A flexible model for training action localization with varying levels of supervision
This work addresses the scalability issue in video action localization for researchers and practitioners by enabling training with less tedious annotation, though it is incremental as it builds on existing weak supervision methods.
The authors tackled the problem of reducing manual annotation effort in spatio-temporal action detection by proposing a flexible framework that integrates varying levels of weak supervision, such as video-level labels, achieving competitive performance on UCF101-24 and DALY datasets with significantly less supervision than previous methods.

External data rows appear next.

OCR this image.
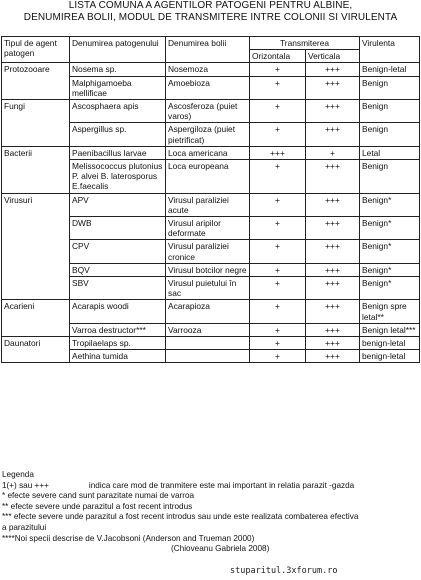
LISTA COMUNA A AGENTILOR PATOGENI PENTRU ALBINE,
DENUMIREA BOLII, MODUL DE TRANSMITERE INTRE COLONII SI VIRULENTA
Tipul de agent patogen	Denumirea patogenului	Denumirea bolii	Transmiterea		Virulenta
			Orizontala	Verticala	
Protozooare	Nosema sp.	Nosemoza	+	+++	Benign-letal
	Malphigamoeba mellificae	Amoebioza	+	+++	Benign
Fungi	Ascosphaera apis	Ascosferoza (puiet varos)	+	+++	Benign
	Aspergillus sp.	Aspergiloza (puiet pietrificat)	+	+++	Benign
Bacterii	Paenibacillus larvae	Loca americana	+++	+	Letal
	Melissococcus plutonius P. alvei B. laterosporus E.faecalis	Loca europeana	+	+++	Benign
Virusuri	APV	Virusul paraliziei acute	+	+++	Benign*
	DWB	Virusul aripilor deformate	+	+++	Benign*
	CPV	Virusul paraliziei cronice	+	+++	Benign*
	BQV	Virusul botcilor negre	+	+++	Benign*
	SBV	Virusul puietului în sac	+	+++	Benign*
Acarieni	Acarapis woodi	Acarapioza	+	+++	Benign spre letal**
	Varroa destructor***	Varrooza	+	+++	Benign letal***
Daunatori	Tropilaelaps sp.		+	+++	benign-letal
	Aethina tumida		+	+++	benign-letal
Legenda
1(+) sau +++	indica care mod de tranmitere este mai important in relatia parazit -gazda
* efecte severe cand sunt parazitate numai de varroa
** efecte severe unde parazitul a fost recent introdus
*** efecte severe unde parazitul a fost recent introdus sau unde este realizata combaterea efectiva
a parazitului
****Noi specii descrise de V.Jacobsoni (Anderson and Trueman 2000)
(Chioveanu Gabriela 2008)
stuparitul.3xforum.ro
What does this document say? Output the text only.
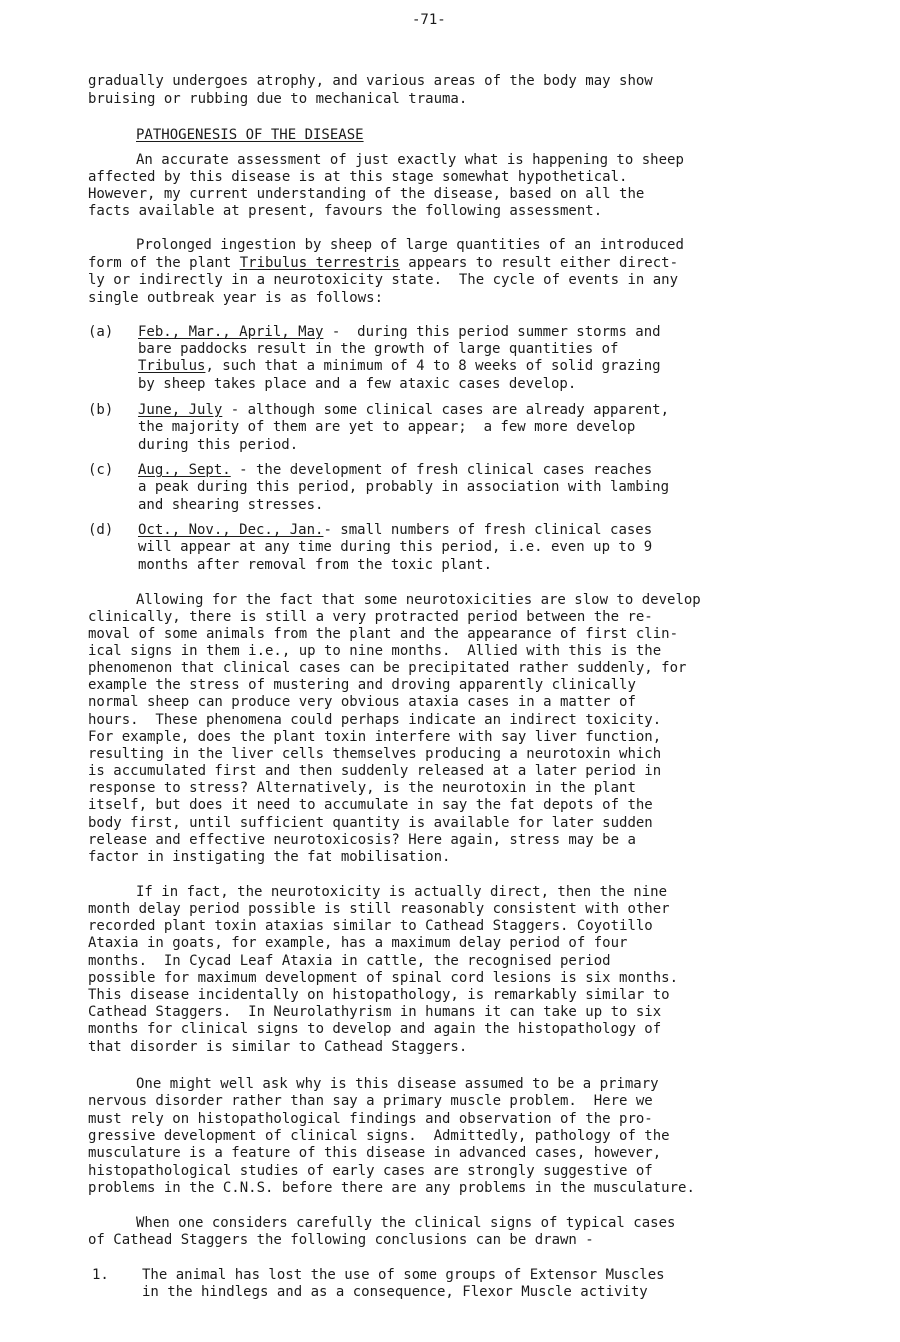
-71-
gradually undergoes atrophy, and various areas of the body may show
bruising or rubbing due to mechanical trauma.
PATHOGENESIS OF THE DISEASE
An accurate assessment of just exactly what is happening to sheep
affected by this disease is at this stage somewhat hypothetical.
However, my current understanding of the disease, based on all the
facts available at present, favours the following assessment.
Prolonged ingestion by sheep of large quantities of an introduced
form of the plant Tribulus terrestris appears to result either direct-
ly or indirectly in a neurotoxicity state.  The cycle of events in any
single outbreak year is as follows:
(a) Feb., Mar., April, May -  during this period summer storms and
bare paddocks result in the growth of large quantities of
Tribulus, such that a minimum of 4 to 8 weeks of solid grazing
by sheep takes place and a few ataxic cases develop.
(b) June, July - although some clinical cases are already apparent,
the majority of them are yet to appear;  a few more develop
during this period.
(c) Aug., Sept. - the development of fresh clinical cases reaches
a peak during this period, probably in association with lambing
and shearing stresses.
(d) Oct., Nov., Dec., Jan.- small numbers of fresh clinical cases
will appear at any time during this period, i.e. even up to 9
months after removal from the toxic plant.
Allowing for the fact that some neurotoxicities are slow to develop
clinically, there is still a very protracted period between the re-
moval of some animals from the plant and the appearance of first clin-
ical signs in them i.e., up to nine months.  Allied with this is the
phenomenon that clinical cases can be precipitated rather suddenly, for
example the stress of mustering and droving apparently clinically
normal sheep can produce very obvious ataxia cases in a matter of
hours.  These phenomena could perhaps indicate an indirect toxicity.
For example, does the plant toxin interfere with say liver function,
resulting in the liver cells themselves producing a neurotoxin which
is accumulated first and then suddenly released at a later period in
response to stress? Alternatively, is the neurotoxin in the plant
itself, but does it need to accumulate in say the fat depots of the
body first, until sufficient quantity is available for later sudden
release and effective neurotoxicosis? Here again, stress may be a
factor in instigating the fat mobilisation.
If in fact, the neurotoxicity is actually direct, then the nine
month delay period possible is still reasonably consistent with other
recorded plant toxin ataxias similar to Cathead Staggers. Coyotillo
Ataxia in goats, for example, has a maximum delay period of four
months.  In Cycad Leaf Ataxia in cattle, the recognised period
possible for maximum development of spinal cord lesions is six months.
This disease incidentally on histopathology, is remarkably similar to
Cathead Staggers.  In Neurolathyrism in humans it can take up to six
months for clinical signs to develop and again the histopathology of
that disorder is similar to Cathead Staggers.
One might well ask why is this disease assumed to be a primary
nervous disorder rather than say a primary muscle problem.  Here we
must rely on histopathological findings and observation of the pro-
gressive development of clinical signs.  Admittedly, pathology of the
musculature is a feature of this disease in advanced cases, however,
histopathological studies of early cases are strongly suggestive of
problems in the C.N.S. before there are any problems in the musculature.
When one considers carefully the clinical signs of typical cases
of Cathead Staggers the following conclusions can be drawn -
1. The animal has lost the use of some groups of Extensor Muscles
in the hindlegs and as a consequence, Flexor Muscle activity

Spatio-temporal action detection in videos is typically addressed in a fully-supervised setup with manual annotation of training videos required at every frame. Since such annotation is extremely tedious and prohibits scalability, there is a clear need to minimize the amount of manual supervision. In this work we propose a unifying framework that can handle and combine varying types of less-demanding weak supervision. Our model is based on discriminative clustering and integrates different types of supervision as constraints on the optimization. We investigate applications of such a model to training setups with alternative supervisory signals ranging from video-level class labels to the full per-frame annotation of action bounding boxes. Experiments on the challenging UCF101-24 and DALY datasets demonstrate competitive performance of our method at a fraction of supervision used by previous methods. The flexibility of our model enables joint learning from data with different levels of annotation. Experimental results demonstrate a significant gain by adding a few fully supervised examples to otherwise weakly labeled videos.